Death in the Family by David Belbin
- davidtate055
- Mar 28, 2022
- 2 min read
When I was around ten years old, I was obsessed with Agatha Christie novels. One of my favourite Christie books was One, Two, Buckle My Shoe which involved the solving of the murder of a dentist. Well, Lo and behold, many years later and I am asked to review a book called Death in the Family, a story which also involves the untimely death of a dentist. Death in the Family, however if more Rebus than Poirot, it is far grittier and racy than the cosy Upper Class England of Dame Agatha.
Death in the Family is the fourth of David Belbin’s crime and politics novels featuring Bone and Cane, and comes all of six years after the third instalment. It is self-contained, there really is no need to read its predecessors but as someone in that category I, while reading, had an inkling that, maybe, it would have helped. The novel is written as four sections of points of view, which I understand was an experiment for the Author, and one that seems to work well.
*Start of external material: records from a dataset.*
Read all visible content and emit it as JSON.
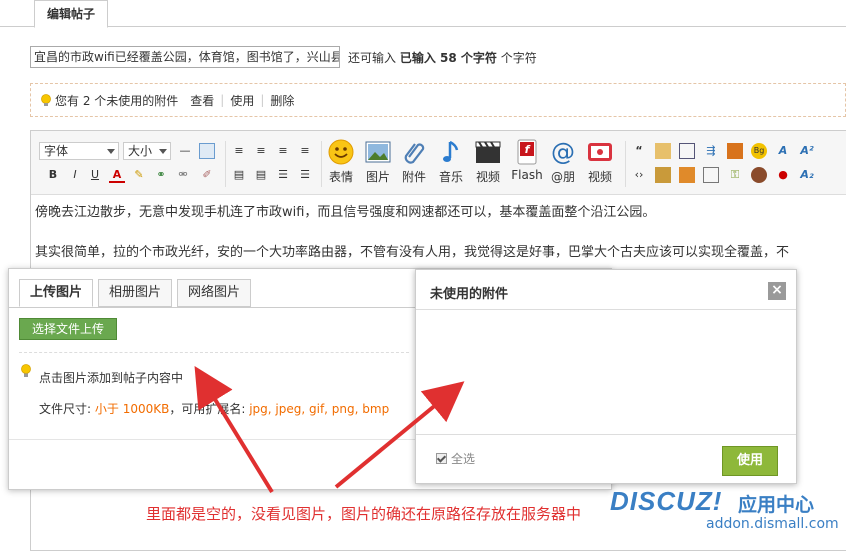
{
  "tabs": {
    "active_label": "编辑帖子"
  },
  "title": {
    "value": "宜昌的市政wifi已经覆盖公园，体育馆，图书馆了，兴山县",
    "count_prefix": "还可输入",
    "count_entered": "已输入 58 个字符",
    "count_suffix": "个字符"
  },
  "unused_bar": {
    "text": "您有 2 个未使用的附件",
    "view": "查看",
    "use": "使用",
    "delete": "删除"
  },
  "toolbar": {
    "font_select": "字体",
    "size_select": "大小",
    "emoticon": "表情",
    "image": "图片",
    "attachment": "附件",
    "music": "音乐",
    "video": "视频",
    "flash": "Flash",
    "mention": "@朋",
    "video2": "视频",
    "small_row2": [
      "B",
      "I",
      "U",
      "A"
    ]
  },
  "content": {
    "para1": "傍晚去江边散步，无意中发现手机连了市政wifi，而且信号强度和网速都还可以，基本覆盖面整个沿江公园。",
    "para2": "其实很简单，拉的个市政光纤，安的一个大功率路由器，不管有没有人用，我觉得这是好事，巴掌大个古夫应该可以实现全覆盖，不",
    "para3": "…"
  },
  "upload_dialog": {
    "tabs": [
      "上传图片",
      "相册图片",
      "网络图片"
    ],
    "upload_button": "选择文件上传",
    "tip": "点击图片添加到帖子内容中",
    "size_prefix": "文件尺寸:",
    "size_limit": "小于 1000KB",
    "ext_prefix": "，可用扩展名:",
    "ext_list": "jpg, jpeg, gif, png, bmp"
  },
  "unused_dialog": {
    "title": "未使用的附件",
    "close": "×",
    "select_all": "全选",
    "use_button": "使用"
  },
  "annotation": "里面都是空的，没看见图片，图片的确还在原路径存放在服务器中",
  "watermark": {
    "logo": "DISCUZ!",
    "cn": "应用中心",
    "url": "addon.dismall.com"
  },
  "colors": {
    "accent_orange": "#f26c00",
    "annotation_red": "#e03030",
    "green_button": "#8eb83a",
    "watermark_blue": "#3a7fc4"
  }
}
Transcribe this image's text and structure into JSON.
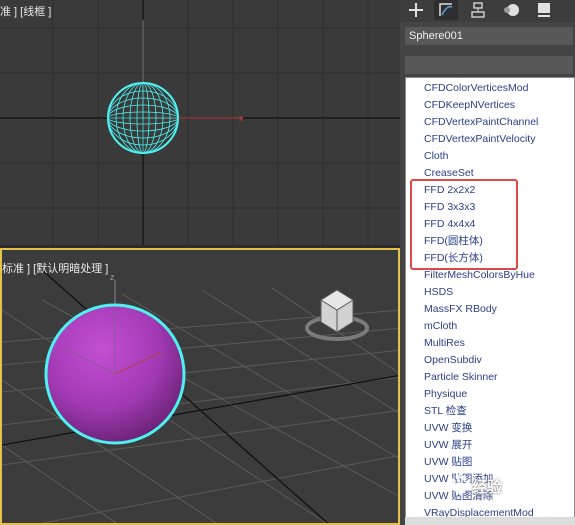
{
  "viewport_top": {
    "label": "准 ] [线框 ]"
  },
  "viewport_persp": {
    "label": "标准 ] [默认明暗处理 ]"
  },
  "command_panel": {
    "tabs": [
      "create-icon",
      "modify-icon",
      "hierarchy-icon",
      "motion-icon",
      "display-icon"
    ],
    "object_name": "Sphere001",
    "modifier_stack": ""
  },
  "modifier_list": {
    "items": [
      "CFDColorVerticesMod",
      "CFDKeepNVertices",
      "CFDVertexPaintChannel",
      "CFDVertexPaintVelocity",
      "Cloth",
      "CreaseSet",
      "FFD 2x2x2",
      "FFD 3x3x3",
      "FFD 4x4x4",
      "FFD(圆柱体)",
      "FFD(长方体)",
      "FilterMeshColorsByHue",
      "HSDS",
      "MassFX RBody",
      "mCloth",
      "MultiRes",
      "OpenSubdiv",
      "Particle Skinner",
      "Physique",
      "STL 检查",
      "UVW 变换",
      "UVW 展开",
      "UVW 贴图",
      "UVW 贴图添加",
      "UVW 贴图清除",
      "VRayDisplacementMod"
    ],
    "highlighted": [
      "FFD 2x2x2",
      "FFD 3x3x3",
      "FFD 4x4x4",
      "FFD(圆柱体)",
      "FFD(长方体)"
    ]
  },
  "colors": {
    "highlight_box": "#e04848",
    "active_viewport_border": "#e3c24a",
    "selection_cyan": "#4ff0f0",
    "sphere_purple": "#a23ab4",
    "list_text": "#2a3f8a"
  },
  "watermark": {
    "text": "经验"
  }
}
As I have already indicated, the novel, set in 2001 and around the General Election, begins with the suspicious death of a dentist, Omar, whose wife, Nazia, immediately comes under suspicion when Omar’s brother claims to have found a syringe in Nazia’s bedroom and that she was having an affair, possibly with Nick Cane.
The second element to the book revolves around the double murder from the previous novel The Great Deception, which the journalist Pete Carlson is determined to solve.
At the centre of all this is Sarah Bone MP, who is desperately trying to hold on to her Nottingham parliamentary seat, and the last thing she wants is the scandal that threatens to bubble up from both situations.
The story has a good few twists and turns, some I spotted coming (but then I am I big crime reader and difficult to side track) and has an unexpected twist in the tail, which was well worth waiting for. I liked the Author’s descriptions of Nottingham which made me think that his love for his city matched that of Ian Rankins for Edinburgh, no mean feat!
In conclusion, Death in the Family is far more Line of Duty than Murder on the Orient Express but, even for an old fashioned whodunnit aficionado like me, I would suggest it is worth giving a try.